We could have an embodied approach to all the activities. Embodying different qualities in movement that can relate to different materials. Closing your eyes and feeling what qualities you’re drawn to intuitively. Awakening the senses during the walk to the metal scrapyard.
- Artist talk by Werner. He brings the objects from the scrapyard he uses in his work. He explains the functional parts of the wiper motor.
- Tour of Basel to find materials (car scrapyard bike parts). Marta and Werner
- Sensory walk
- Testing the materials
This part of the workshop is where the Tinguely analysis becomes embodied. Students just spent time in the museum learning to read mechanisms. Now the question is: can students spot the same logic in a pile of discarded car parts? Tinguely himself was a regular at scrapyards, and the Basel region was industrially dense enough that he had extraordinary material access.
Before looking in the scrapyard, Werner will give a brief introduction to what to look for, what students can do and how torque and speed are important when choosing the right motor and mechanism. Most car scrapyards allow you to take the components out yourself. We will bring basic tools to take the parts we need. The following parts are important:
Motors:
- Windshield wiper motors
- Window regulator motors
- Heater blower motors
- Seat Adjustment motors
- Cooling fan motors
Transmission
- Windshield wiper linkages
- Break cables
- Joints
- Timing chains and sprockets
As we travel to the scrapyard, Marta will do an exercise focused on colour, material, texture to surprise ourselves with the properties of the object.
3. Marta: Sensory Walk: Awakening Material Perception
Tinguely didn’t approach scrap primarily as a set of functional mechanical components; he approached it as a field of potential movement, character, and chance. The scrapyard was not only a supply store but also a place where forms, rhythms, and unexpected relationships could emerge.
On the way to the scrapyard, Marta will guide participants through a short somatic exercise designed to awaken the senses and shift perception toward the material qualities of objects.
Participants are invited to temporarily suspend the instinct to identify things by their function. Instead, attention is directed toward texture, weight, temperature, color, and shape. Through simple prompts—such as softening the gaze, briefly closing the eyes, or touching surfaces encountered along the way—participants explore how materials communicate through sensation before they are interpreted intellectually.

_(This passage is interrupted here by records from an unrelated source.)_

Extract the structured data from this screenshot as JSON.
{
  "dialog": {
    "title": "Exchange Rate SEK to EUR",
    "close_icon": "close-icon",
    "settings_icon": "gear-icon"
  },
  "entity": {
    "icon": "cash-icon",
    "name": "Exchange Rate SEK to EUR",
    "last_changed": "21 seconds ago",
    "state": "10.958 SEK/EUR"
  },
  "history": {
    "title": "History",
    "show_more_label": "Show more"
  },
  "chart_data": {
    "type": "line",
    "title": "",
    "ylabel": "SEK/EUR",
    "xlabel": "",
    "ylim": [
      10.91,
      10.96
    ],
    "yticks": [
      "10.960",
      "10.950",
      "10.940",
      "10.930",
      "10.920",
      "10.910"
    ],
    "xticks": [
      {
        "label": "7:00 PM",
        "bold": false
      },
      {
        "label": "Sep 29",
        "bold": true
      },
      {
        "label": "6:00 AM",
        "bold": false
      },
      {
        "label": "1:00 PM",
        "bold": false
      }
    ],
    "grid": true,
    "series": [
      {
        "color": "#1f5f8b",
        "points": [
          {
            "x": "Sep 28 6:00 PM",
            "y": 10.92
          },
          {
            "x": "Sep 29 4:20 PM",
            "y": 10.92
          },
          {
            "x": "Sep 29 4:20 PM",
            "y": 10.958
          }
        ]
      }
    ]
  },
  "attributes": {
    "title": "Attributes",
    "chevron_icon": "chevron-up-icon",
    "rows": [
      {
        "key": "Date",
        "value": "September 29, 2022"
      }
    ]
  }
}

These perceptions are translated into small embodied responses. A rigid surface might invite a sharp or angular movement, a loose cable might inspire a swinging gesture, while a coiled spring may suggest compression and release. Through the body, participants begin to sense how materials might move, even before encountering them mechanically.
This exercise echoes the spirit of Tinguely’s practice. Working in scrapyards throughout Switzerland and France, he often selected materials not only for their engineering possibilities but also for their expressive and poetic potential. Springs, chains, motors, and gears became elements of unpredictable mechanical “characters.” What mattered was not perfect functionality, but the energy, rhythm, and personality that could emerge from assembled fragments.
By approaching the scrapyard through sensory curiosity first, participants cultivate a form of material innocence. Objects are encountered not as fixed tools with predetermined uses, but as open invitations for movement and transformation. This prepares the group to recognize the latent choreography within discarded parts—much like Tinguely himself did when transforming industrial debris into animated kinetic sculptures.
4. Testing the motors
Werner prepared control circuits for the sculptures. This consists of a switch for ON OFF and direction and speed control. The participants are asked to test their found motors, which connections are there? How do they move? How slow can the motors move? And how strong are they?
- Does it run — switch it on, listen to it, feel the torque at the shaft by hand.
- Speed control — turn the dial across the full range. Find where it drops out at the low end, note the usable range for their intended mechanism.
- Try the different terminals — most wiper motors have multiple terminals that give different speed/torque combinations due to internal winding taps. Try each one and feel the difference. Swap the polarity to confirm direction reversal.